C’est un peu comme si les producteurs avaient décidé de faire oublier leur manque d’idées neuves par une suraccumulation de tout : de décors, d’explosions, de morts, de femmes dénudées et offertes (c’est à peu près tout ce qu’on leur demande), comme cette pauvre Barbara Bach, présentée comme une alter ego russe de 007, et condamnée à suivre l’agent british et très mâle avec ses yeux énamourés et ses décolletés plongeant, les rares moments où elle lui tient tête apparaissant comme de maladroites justifications de sa présence.
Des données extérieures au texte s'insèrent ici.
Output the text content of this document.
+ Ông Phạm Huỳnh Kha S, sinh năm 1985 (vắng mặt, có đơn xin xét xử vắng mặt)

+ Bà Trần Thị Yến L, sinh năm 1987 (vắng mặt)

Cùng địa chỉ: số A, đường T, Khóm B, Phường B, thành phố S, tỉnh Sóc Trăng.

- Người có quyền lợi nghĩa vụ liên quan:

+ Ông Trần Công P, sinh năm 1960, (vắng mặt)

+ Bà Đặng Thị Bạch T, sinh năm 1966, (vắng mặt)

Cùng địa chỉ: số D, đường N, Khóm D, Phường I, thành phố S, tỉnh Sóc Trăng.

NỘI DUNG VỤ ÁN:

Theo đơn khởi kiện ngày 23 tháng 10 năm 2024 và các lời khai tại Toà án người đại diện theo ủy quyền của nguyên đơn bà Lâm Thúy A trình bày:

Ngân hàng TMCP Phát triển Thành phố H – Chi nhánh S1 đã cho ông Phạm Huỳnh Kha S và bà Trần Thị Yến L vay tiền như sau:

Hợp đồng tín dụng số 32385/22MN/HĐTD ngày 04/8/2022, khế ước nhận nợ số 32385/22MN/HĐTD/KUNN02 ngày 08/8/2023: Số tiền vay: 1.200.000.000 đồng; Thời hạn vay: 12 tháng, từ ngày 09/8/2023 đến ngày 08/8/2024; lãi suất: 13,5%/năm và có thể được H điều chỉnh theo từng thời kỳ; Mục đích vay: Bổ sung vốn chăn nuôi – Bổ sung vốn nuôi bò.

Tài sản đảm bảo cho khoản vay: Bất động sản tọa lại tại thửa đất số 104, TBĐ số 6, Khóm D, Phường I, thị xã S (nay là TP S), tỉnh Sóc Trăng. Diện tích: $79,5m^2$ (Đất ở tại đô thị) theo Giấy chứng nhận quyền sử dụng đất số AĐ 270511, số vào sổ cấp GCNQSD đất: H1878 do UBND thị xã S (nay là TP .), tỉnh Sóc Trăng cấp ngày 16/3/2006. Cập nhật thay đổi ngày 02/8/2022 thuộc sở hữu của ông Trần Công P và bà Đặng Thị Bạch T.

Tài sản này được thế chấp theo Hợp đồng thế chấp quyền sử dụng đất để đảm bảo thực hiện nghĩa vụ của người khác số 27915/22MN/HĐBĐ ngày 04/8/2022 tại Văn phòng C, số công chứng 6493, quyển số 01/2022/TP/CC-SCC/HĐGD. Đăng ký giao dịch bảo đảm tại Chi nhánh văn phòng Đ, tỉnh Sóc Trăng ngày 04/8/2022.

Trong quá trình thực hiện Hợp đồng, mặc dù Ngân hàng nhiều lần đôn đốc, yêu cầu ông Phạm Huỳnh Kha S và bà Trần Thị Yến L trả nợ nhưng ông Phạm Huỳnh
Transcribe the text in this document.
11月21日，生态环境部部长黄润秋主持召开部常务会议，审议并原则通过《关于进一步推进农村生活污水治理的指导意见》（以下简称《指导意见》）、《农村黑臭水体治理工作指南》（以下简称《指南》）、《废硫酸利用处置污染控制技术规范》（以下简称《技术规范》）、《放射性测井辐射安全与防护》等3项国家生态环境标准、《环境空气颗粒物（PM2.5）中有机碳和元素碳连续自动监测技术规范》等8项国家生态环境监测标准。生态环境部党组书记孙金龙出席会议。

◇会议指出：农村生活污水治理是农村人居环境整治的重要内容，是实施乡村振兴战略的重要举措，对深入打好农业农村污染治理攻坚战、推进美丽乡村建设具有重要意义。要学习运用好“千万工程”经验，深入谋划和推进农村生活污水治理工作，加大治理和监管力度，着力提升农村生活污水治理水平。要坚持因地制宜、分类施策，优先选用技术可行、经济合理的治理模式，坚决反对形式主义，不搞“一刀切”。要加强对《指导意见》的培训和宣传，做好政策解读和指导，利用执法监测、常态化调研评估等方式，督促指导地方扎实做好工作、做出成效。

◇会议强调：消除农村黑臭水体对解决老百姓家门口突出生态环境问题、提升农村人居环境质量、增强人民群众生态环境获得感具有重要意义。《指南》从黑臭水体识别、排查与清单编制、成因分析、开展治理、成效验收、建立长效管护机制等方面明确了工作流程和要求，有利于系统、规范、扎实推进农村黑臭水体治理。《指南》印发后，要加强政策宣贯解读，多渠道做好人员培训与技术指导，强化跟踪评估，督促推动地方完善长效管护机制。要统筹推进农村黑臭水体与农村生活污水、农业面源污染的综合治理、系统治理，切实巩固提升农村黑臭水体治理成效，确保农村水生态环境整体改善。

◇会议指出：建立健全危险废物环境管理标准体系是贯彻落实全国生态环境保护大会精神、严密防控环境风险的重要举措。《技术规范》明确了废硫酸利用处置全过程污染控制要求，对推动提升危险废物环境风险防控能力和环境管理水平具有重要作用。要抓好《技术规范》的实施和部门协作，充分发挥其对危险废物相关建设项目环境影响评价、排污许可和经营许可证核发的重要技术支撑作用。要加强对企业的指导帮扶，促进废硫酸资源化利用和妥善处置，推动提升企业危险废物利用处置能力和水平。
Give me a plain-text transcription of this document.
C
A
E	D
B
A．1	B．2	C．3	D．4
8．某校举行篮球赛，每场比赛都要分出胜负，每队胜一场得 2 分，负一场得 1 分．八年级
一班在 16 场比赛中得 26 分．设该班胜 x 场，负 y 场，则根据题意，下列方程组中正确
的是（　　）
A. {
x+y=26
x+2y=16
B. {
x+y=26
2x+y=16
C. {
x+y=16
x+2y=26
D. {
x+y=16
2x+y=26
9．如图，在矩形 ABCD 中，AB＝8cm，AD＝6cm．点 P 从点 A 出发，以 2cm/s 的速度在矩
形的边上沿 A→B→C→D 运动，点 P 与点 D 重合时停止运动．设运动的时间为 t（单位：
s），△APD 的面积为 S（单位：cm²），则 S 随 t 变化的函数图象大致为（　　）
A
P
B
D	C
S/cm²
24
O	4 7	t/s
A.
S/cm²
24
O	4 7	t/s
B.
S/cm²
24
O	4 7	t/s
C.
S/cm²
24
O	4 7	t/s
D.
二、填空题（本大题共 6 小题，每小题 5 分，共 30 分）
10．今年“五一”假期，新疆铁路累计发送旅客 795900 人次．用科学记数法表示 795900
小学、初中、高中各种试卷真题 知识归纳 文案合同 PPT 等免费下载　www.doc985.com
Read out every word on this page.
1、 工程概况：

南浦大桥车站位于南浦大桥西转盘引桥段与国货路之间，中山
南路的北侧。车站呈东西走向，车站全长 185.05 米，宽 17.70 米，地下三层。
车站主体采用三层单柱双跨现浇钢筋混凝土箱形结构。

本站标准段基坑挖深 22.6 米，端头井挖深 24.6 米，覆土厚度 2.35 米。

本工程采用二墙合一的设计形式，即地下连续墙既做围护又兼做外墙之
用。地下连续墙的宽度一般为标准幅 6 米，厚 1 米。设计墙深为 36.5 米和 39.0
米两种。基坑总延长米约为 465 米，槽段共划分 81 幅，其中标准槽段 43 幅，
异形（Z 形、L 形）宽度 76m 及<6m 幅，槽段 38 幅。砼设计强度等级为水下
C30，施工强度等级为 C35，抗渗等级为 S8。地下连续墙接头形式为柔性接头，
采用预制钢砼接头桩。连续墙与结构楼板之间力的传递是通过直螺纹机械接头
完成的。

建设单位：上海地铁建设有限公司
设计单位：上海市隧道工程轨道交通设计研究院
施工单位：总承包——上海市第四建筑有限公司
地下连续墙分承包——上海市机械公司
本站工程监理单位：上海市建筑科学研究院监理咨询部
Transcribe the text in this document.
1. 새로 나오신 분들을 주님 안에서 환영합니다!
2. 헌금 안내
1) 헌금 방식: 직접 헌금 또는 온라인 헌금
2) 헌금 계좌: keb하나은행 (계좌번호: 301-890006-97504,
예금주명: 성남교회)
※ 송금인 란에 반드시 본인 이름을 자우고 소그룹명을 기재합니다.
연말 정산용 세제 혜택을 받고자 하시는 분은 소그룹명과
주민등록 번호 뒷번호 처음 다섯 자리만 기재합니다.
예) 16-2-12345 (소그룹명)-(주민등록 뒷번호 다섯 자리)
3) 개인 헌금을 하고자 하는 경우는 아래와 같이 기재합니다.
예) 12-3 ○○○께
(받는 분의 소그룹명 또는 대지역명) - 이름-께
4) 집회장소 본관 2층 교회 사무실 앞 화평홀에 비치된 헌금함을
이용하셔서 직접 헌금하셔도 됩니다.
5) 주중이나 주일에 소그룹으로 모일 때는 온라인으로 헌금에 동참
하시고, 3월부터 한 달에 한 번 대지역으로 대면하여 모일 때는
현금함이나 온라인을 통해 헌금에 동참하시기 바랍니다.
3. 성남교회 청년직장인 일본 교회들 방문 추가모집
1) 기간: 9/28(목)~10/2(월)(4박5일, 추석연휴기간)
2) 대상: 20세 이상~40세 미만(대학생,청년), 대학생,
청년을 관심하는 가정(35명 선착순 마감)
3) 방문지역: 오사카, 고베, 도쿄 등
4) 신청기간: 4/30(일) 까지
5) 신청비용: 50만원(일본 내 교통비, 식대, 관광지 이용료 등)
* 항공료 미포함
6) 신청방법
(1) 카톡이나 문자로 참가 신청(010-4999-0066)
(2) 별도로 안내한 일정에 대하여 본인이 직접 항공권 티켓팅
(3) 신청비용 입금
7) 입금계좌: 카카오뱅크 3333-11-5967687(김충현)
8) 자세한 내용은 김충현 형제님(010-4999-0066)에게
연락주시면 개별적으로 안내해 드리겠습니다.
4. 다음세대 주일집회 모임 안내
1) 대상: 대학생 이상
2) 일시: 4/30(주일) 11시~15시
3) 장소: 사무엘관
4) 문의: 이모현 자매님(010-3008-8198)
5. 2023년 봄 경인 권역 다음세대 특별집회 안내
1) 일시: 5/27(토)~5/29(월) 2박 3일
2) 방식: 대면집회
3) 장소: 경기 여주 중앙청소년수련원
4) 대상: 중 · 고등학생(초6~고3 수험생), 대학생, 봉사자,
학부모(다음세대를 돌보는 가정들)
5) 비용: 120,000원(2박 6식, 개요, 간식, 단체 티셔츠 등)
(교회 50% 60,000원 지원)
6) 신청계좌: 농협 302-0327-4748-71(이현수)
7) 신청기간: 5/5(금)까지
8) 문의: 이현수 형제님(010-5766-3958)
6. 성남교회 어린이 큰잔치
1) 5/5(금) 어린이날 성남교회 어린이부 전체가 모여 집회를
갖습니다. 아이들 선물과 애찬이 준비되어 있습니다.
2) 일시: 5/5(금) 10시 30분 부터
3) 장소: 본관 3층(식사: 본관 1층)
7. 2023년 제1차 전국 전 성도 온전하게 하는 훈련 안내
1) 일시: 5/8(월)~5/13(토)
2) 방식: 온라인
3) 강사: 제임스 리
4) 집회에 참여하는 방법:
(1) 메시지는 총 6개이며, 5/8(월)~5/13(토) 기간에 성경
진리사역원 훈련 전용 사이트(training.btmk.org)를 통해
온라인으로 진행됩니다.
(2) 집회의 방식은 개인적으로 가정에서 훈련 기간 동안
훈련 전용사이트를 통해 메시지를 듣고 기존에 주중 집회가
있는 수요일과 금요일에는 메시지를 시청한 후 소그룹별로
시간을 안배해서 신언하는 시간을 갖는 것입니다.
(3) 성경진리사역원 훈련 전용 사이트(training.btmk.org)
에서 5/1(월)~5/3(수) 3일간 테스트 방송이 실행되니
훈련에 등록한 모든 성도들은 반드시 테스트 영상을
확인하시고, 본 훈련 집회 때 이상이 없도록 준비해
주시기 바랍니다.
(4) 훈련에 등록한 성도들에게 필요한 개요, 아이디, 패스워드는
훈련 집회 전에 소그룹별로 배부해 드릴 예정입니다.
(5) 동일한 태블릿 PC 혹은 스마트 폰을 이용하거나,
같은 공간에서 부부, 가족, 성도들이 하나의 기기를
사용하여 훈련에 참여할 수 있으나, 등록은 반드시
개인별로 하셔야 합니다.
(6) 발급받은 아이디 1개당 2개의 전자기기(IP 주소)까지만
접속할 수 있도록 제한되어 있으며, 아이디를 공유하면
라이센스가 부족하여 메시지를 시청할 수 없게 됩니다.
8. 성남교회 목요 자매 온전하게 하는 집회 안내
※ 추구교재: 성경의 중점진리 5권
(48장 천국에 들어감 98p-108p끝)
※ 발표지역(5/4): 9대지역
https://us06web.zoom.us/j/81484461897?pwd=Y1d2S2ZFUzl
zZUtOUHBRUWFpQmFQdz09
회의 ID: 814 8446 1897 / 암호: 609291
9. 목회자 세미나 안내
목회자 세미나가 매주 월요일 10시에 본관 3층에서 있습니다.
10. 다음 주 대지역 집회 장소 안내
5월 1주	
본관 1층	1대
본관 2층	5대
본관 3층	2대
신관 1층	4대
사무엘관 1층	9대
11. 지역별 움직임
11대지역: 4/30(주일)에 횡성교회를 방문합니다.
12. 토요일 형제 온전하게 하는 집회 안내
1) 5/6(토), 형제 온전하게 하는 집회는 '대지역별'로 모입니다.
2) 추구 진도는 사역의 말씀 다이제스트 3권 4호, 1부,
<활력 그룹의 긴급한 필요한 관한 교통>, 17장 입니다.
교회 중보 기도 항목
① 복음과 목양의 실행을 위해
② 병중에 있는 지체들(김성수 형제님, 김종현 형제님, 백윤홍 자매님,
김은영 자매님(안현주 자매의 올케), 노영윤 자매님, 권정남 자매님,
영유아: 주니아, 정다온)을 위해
Même surenchère côté enjeux : il s’agit ici rien moins que de sauver le monde, promis à la destruction par une sorte de néo capitaine Némo joué par Curd Jürgens qui rêve de créer un nouveau monde sous-marin. Bien sûr, on pourrait se dire : pourquoi pas, après tout ? Mais on a plutôt envie de rétorquer : ben oui, mais pourquoi ?

Ce Bond là est aussi le premier à avoir à ce point vieilli. A cause des effets spéciaux très datés, de l’humour lourdingue de Bond/Moore, de la vision qu’il offre des femmes. Quelques moments forts, quand même : le son et lumière à Gizeh, la grande fusillade inhabituellement violente… Mais surtout pas mal de moments franchement gênants : la course poursuite à ski, la voiture sous-marin…

Ce Bond épisode 10 est, de loin, le plus faible des quinze premières années.